To examine the role of survivin as a therapeutic target in preclinical models of human malignant peripheral nerve sheath tumors (MPNST) EXPERIMENTAL DESIGN: Survivin protein expression levels and subcellular localization were examined immunohistochemically in an MPNST tissue microarray. Human MPNST cells were studied in vitro and in vivo; real-time PCR, Western blotting, and immunocytochemical analyses were used to evaluate survivin expression and localization activation. Cell culture assays were used to evaluate the impact of anti-survivin-specific siRNA inhibition on cell growth and cell-cycle progression and survival. The effect of the small-molecule survivin inhibitor YM155 on local and metastatic MPNST growth was examined in vivo.

Survivin was found to be highly expressed in human MPNSTs; enhanced cytoplasmic subcellular localization differentiated MPNSTs from their plexiform neurofibroma premalignant counterparts. Human MPNST cell lines exhibited survivin mRNA and protein overexpression; expression in both nuclear and cytoplasmic compartments was noted. Survivin knockdown abrogated MPNST cell growth, inducing G(2) cell-cycle arrest and marked apoptosis. YM155 inhibited human MPNST xenograft growth and metastasis in severe combined immunodeficient (SCID) mice. Antitumor effects were more pronounced in fast-growing xenografts.
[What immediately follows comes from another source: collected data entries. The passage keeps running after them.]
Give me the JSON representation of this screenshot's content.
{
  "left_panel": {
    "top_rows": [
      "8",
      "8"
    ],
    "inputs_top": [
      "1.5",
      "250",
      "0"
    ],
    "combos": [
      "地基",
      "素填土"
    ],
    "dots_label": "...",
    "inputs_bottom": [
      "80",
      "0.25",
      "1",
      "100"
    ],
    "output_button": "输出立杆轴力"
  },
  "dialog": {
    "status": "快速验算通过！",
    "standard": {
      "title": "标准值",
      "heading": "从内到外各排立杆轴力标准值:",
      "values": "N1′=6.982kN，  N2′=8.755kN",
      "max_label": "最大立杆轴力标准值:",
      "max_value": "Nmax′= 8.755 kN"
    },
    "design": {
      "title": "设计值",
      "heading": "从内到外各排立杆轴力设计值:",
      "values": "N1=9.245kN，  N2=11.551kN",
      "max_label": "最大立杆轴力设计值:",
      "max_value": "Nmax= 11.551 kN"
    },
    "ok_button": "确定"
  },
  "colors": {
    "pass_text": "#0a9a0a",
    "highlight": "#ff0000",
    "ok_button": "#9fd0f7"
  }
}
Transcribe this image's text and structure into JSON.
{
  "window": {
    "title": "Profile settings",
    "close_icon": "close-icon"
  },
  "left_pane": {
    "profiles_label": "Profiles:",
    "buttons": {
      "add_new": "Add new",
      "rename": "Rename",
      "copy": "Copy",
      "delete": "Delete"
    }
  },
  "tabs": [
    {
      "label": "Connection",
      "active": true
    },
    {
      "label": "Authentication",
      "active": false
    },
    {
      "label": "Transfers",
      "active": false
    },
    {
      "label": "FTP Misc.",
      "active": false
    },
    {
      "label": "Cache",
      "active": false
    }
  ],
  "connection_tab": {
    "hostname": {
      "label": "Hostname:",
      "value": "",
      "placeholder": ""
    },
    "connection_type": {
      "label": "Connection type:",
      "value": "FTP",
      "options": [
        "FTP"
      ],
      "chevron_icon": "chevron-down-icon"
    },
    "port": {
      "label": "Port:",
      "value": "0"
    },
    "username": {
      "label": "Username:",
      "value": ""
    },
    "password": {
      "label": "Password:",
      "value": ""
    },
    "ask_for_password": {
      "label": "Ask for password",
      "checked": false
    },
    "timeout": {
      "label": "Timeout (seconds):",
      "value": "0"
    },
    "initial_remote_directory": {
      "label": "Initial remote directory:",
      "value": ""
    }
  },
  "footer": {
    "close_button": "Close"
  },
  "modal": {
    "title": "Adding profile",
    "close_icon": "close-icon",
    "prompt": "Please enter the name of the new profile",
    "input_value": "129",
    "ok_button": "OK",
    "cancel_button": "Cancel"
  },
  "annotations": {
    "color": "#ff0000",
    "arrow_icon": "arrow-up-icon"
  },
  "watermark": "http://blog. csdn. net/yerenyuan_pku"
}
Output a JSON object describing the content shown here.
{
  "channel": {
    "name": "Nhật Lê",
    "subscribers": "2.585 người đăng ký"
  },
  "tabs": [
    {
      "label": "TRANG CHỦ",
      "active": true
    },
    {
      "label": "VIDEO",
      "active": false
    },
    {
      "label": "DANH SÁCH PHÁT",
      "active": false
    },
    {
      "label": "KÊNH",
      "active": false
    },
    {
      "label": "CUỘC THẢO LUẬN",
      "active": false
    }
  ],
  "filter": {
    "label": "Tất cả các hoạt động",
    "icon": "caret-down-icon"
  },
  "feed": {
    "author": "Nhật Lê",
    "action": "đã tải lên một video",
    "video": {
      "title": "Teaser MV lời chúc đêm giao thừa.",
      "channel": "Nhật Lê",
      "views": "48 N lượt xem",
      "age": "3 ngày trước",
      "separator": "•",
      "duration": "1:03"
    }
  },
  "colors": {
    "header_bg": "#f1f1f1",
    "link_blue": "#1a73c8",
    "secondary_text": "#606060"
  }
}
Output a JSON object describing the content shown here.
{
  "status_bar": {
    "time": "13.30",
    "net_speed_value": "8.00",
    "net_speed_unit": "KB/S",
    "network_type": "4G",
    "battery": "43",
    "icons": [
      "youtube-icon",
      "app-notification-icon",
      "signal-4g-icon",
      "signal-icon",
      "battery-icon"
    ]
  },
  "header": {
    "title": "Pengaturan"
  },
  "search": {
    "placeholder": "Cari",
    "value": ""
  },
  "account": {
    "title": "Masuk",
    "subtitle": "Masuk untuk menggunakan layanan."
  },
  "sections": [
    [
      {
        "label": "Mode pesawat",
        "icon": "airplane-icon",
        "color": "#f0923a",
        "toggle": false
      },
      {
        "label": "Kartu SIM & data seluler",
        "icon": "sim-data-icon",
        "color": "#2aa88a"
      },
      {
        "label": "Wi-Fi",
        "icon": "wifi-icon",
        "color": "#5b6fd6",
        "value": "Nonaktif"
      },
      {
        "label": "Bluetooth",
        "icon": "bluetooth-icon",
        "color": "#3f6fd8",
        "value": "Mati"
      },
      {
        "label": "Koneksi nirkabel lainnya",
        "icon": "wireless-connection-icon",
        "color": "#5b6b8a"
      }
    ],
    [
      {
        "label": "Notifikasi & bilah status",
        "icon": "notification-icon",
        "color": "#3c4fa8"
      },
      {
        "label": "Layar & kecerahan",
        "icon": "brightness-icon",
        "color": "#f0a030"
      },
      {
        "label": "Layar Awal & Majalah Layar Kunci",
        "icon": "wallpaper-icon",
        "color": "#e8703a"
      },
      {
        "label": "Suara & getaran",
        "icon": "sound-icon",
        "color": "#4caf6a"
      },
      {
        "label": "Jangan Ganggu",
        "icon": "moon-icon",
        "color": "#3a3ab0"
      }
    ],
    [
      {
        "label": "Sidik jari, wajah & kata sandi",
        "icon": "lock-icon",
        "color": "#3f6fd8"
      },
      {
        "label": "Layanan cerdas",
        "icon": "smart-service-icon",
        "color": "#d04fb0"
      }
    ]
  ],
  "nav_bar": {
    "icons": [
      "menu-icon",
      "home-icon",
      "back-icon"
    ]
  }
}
Our studies show an important role for survivin in human MPNST biology. Patients with MPNSTs should be considered for ongoing or future clinical trials that evaluate anti-survivin therapeutic strategies. Most importantly, future investigations should evaluate additional pathways that can be targeted in combination with survivin for maximal synergistic anti-MPNST effects.